Matt LaFleur knew he made a mistake two years ago by hiring defensive coordinator Joe Barry over Ejiro Evero. It’s an obvious statement at this point. If he could go back in time, he probably would make a different decision. He can’t do that now, but the Green Bay Packers had the opportunity to change the course of the defense and passed it up.
On Sunday, the offense was bad in the fourth quarter and didn’t help maintain the lead, but such a young unit is expected to have ups and downs throughout the season. The defense again failed to make positive plays and allowed long drives. Ultimately, that was decisive for the Atlanta Falcons to beat the Packers 25-24 after Green Bay entered the fourth quarter leading 24-12.
Joe Barry has had six seasons as a defensive coordinator and has never had a defense better than 20th in DVOA. In Green Bay, the lack of talent is not an issue as it was when he was in Detroit. Can you think of a unit in the entire NFL with so much investment and talent with worse results than the Packers’ defense? They have eight first-round picks and several free-agent signings.
The team is spending $104.6 million on defensive players and $72.6 million on offense. Of the three highest-paid offensive players, two (David Bakhtiari and Aaron Jones) didn’t play at all, and the third (Elgton Jenkins) left the game early in the first half with a knee injury. The offense also didn’t have Christian Watson, a promising second-round pick. Still, because LaFleur is great at scheming up plays and Jordan Love was highly effective in the first three quarters, they were able to score 24 points in a hostile environment.

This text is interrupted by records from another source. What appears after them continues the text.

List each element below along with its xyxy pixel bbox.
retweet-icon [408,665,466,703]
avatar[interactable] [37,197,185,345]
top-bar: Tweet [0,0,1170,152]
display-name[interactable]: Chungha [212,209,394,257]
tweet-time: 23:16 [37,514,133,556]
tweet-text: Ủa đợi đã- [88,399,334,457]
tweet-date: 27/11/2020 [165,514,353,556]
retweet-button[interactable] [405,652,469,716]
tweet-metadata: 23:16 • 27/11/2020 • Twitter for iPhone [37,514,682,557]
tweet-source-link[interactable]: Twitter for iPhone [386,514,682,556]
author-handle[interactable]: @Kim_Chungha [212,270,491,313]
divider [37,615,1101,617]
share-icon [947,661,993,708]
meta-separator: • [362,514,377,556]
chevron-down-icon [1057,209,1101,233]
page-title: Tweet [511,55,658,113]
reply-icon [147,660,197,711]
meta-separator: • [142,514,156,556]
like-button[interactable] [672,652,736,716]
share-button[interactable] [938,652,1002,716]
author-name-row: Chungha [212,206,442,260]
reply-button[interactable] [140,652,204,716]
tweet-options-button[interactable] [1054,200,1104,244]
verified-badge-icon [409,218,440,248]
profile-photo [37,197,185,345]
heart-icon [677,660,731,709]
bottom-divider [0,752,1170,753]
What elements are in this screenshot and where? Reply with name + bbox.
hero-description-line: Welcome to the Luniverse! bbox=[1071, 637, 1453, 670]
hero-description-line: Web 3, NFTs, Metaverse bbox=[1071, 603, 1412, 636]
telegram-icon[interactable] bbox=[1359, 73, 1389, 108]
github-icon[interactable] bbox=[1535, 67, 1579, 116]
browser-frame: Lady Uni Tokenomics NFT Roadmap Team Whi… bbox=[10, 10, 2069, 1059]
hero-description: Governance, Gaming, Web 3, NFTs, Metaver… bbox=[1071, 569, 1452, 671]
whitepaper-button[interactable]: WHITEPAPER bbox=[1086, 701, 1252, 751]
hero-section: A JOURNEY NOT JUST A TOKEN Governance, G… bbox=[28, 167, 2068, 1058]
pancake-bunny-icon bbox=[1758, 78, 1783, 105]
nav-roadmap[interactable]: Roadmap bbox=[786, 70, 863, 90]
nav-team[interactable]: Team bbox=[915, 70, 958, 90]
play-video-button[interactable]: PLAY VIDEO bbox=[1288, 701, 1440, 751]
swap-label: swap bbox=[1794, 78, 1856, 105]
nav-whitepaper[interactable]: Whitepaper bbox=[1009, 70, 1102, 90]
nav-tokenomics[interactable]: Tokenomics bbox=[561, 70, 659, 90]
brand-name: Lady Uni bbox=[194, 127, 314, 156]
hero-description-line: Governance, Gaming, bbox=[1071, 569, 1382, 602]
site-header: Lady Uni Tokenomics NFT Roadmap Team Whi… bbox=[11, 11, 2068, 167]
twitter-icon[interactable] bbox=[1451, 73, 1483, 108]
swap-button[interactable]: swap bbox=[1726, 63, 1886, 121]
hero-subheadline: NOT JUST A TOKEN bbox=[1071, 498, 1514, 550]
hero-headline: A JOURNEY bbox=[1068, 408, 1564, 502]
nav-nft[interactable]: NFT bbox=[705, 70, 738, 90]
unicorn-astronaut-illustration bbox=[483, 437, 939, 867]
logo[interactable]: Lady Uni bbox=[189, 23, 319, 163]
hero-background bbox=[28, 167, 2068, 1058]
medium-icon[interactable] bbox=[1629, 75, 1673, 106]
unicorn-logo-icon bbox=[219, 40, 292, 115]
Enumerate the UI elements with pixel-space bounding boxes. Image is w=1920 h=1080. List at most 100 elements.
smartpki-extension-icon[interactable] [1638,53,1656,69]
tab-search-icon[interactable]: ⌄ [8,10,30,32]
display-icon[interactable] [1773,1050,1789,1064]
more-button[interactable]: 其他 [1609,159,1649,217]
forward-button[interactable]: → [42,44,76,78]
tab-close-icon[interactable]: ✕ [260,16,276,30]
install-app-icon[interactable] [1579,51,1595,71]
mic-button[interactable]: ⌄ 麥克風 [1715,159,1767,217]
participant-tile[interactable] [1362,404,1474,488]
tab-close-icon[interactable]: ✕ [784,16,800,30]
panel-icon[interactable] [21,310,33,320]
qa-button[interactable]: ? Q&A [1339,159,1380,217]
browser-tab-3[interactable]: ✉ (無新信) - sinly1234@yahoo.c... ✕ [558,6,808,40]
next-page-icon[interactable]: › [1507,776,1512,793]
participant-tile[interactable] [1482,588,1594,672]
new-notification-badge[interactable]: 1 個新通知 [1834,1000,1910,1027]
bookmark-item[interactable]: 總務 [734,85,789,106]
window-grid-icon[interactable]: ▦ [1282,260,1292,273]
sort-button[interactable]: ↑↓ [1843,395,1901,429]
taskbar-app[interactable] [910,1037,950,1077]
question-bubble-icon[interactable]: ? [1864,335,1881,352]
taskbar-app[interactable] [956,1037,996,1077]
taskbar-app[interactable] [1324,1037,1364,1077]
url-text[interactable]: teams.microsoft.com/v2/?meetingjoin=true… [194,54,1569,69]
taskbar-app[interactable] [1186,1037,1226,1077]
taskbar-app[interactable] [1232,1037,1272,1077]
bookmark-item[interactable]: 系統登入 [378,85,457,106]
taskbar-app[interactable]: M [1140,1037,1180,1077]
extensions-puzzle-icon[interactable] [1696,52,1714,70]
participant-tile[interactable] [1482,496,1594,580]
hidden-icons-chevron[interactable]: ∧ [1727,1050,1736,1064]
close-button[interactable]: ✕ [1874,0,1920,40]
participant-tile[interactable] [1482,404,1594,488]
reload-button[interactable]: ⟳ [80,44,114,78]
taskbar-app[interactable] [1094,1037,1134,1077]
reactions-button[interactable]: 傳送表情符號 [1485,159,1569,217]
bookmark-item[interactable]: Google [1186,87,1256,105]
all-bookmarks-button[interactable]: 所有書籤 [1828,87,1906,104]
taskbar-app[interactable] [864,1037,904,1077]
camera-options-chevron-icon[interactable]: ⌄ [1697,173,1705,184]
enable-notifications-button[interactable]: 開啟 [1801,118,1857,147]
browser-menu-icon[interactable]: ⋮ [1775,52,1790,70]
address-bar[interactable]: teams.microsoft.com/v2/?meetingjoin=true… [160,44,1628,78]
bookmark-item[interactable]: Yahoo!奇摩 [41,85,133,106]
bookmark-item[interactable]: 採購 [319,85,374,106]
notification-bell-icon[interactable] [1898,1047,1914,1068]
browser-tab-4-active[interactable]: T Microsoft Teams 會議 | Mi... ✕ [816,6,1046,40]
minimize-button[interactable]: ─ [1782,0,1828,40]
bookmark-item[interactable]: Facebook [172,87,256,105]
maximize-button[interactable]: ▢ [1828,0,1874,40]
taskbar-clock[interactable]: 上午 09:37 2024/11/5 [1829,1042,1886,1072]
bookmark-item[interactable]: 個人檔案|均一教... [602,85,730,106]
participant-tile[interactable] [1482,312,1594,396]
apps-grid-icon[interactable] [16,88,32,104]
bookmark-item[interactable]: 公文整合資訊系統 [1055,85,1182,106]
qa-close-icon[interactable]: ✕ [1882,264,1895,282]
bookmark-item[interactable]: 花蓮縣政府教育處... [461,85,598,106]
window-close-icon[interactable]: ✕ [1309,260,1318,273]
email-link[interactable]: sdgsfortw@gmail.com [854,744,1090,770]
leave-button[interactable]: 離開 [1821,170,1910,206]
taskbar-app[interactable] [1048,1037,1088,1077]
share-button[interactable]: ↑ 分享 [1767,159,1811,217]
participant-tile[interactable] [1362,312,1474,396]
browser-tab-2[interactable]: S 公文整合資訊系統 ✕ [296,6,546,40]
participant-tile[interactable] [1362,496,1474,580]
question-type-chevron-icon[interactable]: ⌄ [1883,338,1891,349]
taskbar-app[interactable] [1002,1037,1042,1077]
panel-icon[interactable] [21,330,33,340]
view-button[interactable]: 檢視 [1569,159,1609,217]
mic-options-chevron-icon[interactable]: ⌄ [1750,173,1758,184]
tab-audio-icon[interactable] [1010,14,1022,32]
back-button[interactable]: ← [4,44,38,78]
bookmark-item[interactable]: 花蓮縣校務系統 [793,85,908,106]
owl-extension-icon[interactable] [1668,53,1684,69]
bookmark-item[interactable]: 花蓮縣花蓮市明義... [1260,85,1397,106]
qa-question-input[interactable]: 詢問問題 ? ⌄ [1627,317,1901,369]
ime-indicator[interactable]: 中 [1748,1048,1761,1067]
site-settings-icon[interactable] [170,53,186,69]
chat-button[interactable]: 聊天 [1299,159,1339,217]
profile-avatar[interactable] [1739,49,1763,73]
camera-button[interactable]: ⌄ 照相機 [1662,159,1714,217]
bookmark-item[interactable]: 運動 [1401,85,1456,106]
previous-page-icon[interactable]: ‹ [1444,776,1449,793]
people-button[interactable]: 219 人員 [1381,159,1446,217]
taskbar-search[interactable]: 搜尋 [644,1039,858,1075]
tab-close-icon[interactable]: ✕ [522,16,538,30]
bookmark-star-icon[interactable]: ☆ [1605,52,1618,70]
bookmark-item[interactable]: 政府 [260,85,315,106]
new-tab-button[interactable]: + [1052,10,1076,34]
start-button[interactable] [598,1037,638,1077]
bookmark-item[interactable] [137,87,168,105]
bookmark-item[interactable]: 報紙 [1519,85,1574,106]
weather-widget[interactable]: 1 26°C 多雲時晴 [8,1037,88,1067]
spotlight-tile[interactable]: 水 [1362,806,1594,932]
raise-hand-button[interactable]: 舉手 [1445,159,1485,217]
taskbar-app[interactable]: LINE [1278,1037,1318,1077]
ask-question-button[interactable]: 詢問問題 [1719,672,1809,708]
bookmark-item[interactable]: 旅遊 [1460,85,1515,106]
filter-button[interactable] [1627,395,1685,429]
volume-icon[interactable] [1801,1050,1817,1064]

The defense couldn’t offer enough. The first half was decent, especially with a Rasul Douglas interception. But Falcons head coach Arthur Smit adjusted in the second half to run more and to take the ball out of Desmond Ridder‘s hands. It worked, and Barry had no answer.
Bijan Robinson had 19 carries for 124 yards, 6.5 yards per attempt. The Falcons finished the game with 45 runs and 32 passes. Theoretically, it would indicate that Atlanta led for most of the game, but the opposite was true. The Falcons overcame a 12-point fourth-quarter deficit by running all around the Packer’s defense, and they didn’t make enough schematic adjustments.
At this point in his trajectory, though, everyone knows what Barry is. He might be a decent position coach, as he was working with the Los Angeles Rams’ off-ball linebackers. But he’s not good enough to be a coordinator. And Green Bay’s defense has much more talent than their weekly performances indicate. If everyone knows what Barry is and the Packers don’t make changes, then the responsibility falls on LaFleur.
Ostensibly, the Packers decided to keep Barry because they didn’t want to fire another defensive coordinator after moving on from Dom Capers in 2019 and from Mike Pettine in 2021. Changing coordinators so frequently would make it difficult for the Packers to find a good replacement on the market. But this is a flawed logic on multiple levels.
First, Barry is worse than Capers and Pettine, both statistically and schematically. Secondly, any coordinating job in the NFL is attractive. There are only 32 of DC jobs in the NFL, and there would be multiple interested candidates if the Packers wanted to act.
Third, and maybe most importantly, Green Bay’s mistake of keeping Joe Barry is causing a series of bad strategic decisions. The team is forced to invest heavily on defense to make up for the poor coaching while allowing the offense to go unsupported at times because LaFleur can compensate for that. Aaron Rodgers was, too, and the jury is still out on Jordan Love. Sometimes, though, it would seem smarter to stack the offense because the defense won’t deliver anyway when the team needs them the most.
The narrative around the defense isn’t new. It’s the way it’s been in Green Bay for a decade, at least. The inability to find good defensive coordinators and to move on when it’s clear the problem exists have held the Packers back. Jim Schwartz’s Cleveland Browns are solid proof of how much a competent defensive coordinator can put a talented defense in position to succeed.
It doesn’t take a brilliant defensive mind to take more out of the Packers’ defense than what Joe Barry has. But now it might be too late for this year.